Javier Palomarez, president and CEO of the United States Hispanic Business Council (USHBC), condemned the move as “last-minute tobacco overregulation” and “tone-deaf” in a statement to the Daily Caller.
The FDA had proposed the Tobacco Product Standard for Nicotine Level of Certain Tobacco Products rule back in 2022 in an attempt to reduce the 480,000 smoking-related annual deaths.

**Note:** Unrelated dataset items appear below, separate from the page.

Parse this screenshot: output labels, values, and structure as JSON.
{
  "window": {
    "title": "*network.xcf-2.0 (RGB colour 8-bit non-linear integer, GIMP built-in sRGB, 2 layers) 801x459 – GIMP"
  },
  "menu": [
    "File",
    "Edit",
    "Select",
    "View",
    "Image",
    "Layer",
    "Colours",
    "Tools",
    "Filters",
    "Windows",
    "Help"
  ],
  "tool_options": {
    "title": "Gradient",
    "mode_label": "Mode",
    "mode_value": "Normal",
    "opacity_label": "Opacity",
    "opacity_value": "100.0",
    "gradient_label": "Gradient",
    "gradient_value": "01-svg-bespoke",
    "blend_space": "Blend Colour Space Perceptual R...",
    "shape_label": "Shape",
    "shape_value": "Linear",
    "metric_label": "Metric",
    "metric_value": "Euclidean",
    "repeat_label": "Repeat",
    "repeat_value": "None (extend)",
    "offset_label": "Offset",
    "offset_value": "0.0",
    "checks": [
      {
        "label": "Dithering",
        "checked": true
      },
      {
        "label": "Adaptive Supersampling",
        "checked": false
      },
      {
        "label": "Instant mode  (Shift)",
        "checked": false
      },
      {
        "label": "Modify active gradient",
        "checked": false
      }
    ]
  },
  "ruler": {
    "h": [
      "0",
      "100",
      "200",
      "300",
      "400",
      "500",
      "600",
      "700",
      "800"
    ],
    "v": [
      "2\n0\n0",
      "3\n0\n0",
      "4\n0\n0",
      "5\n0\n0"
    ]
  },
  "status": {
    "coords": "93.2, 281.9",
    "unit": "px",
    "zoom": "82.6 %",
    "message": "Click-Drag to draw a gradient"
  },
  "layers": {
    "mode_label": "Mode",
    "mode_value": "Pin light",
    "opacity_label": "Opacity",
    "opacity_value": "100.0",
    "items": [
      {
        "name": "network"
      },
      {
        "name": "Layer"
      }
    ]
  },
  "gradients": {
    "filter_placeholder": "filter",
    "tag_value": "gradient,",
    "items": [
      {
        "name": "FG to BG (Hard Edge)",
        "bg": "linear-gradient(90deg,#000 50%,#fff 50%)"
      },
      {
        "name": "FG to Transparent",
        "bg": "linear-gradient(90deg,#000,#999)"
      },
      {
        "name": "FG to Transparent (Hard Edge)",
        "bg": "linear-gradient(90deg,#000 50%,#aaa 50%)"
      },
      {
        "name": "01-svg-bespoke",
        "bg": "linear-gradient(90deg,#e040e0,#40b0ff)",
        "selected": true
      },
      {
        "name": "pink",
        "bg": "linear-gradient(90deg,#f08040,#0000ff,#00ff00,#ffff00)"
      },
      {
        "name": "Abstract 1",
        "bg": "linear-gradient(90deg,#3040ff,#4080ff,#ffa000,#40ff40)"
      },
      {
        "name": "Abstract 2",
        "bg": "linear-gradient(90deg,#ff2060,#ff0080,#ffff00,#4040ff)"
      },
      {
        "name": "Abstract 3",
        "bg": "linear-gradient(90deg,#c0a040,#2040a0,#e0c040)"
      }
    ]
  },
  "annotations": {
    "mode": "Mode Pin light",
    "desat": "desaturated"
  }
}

FDA-affiliated researchers predicted in a 2018 study that the rule could cut down the rate of smoking from its current value of 12.8% to 1.4% by 2060. (RELATED: Tobacco Smoker Experiences ‘Unusual’ And ‘Rare’ Throat Complication)
“The rule to require lower nicotine levels in cigarettes is yet another illustration of the many reasons so many voters, especially Hispanic voters, felt abandoned by the Democrats in 2024,” Palomarez wrote. “While our communities and businesses grapple with unprecedented costs of living and economic uncertainty, the Administration’s tone deaf approach remains focused on telling voters what they determine is good for them.”
Jeffrey A. Singer, a senior fellow at the Cato Institute, wrote that some smokers could take to smoking multiple reduced-nicotine cigarettes to achieve the same effect that fewer regular cigarettes gave them, citing researchers. A higher-nicotine cigarette black market could also arise, Singer argued.
It also could rob American public schools of $33 billion in tax revenue from the sale of cigarettes and $14 billion in annual sales of cigarettes by small businesses, creating a vacuum for a cartel-run black market, Palomarez claimed.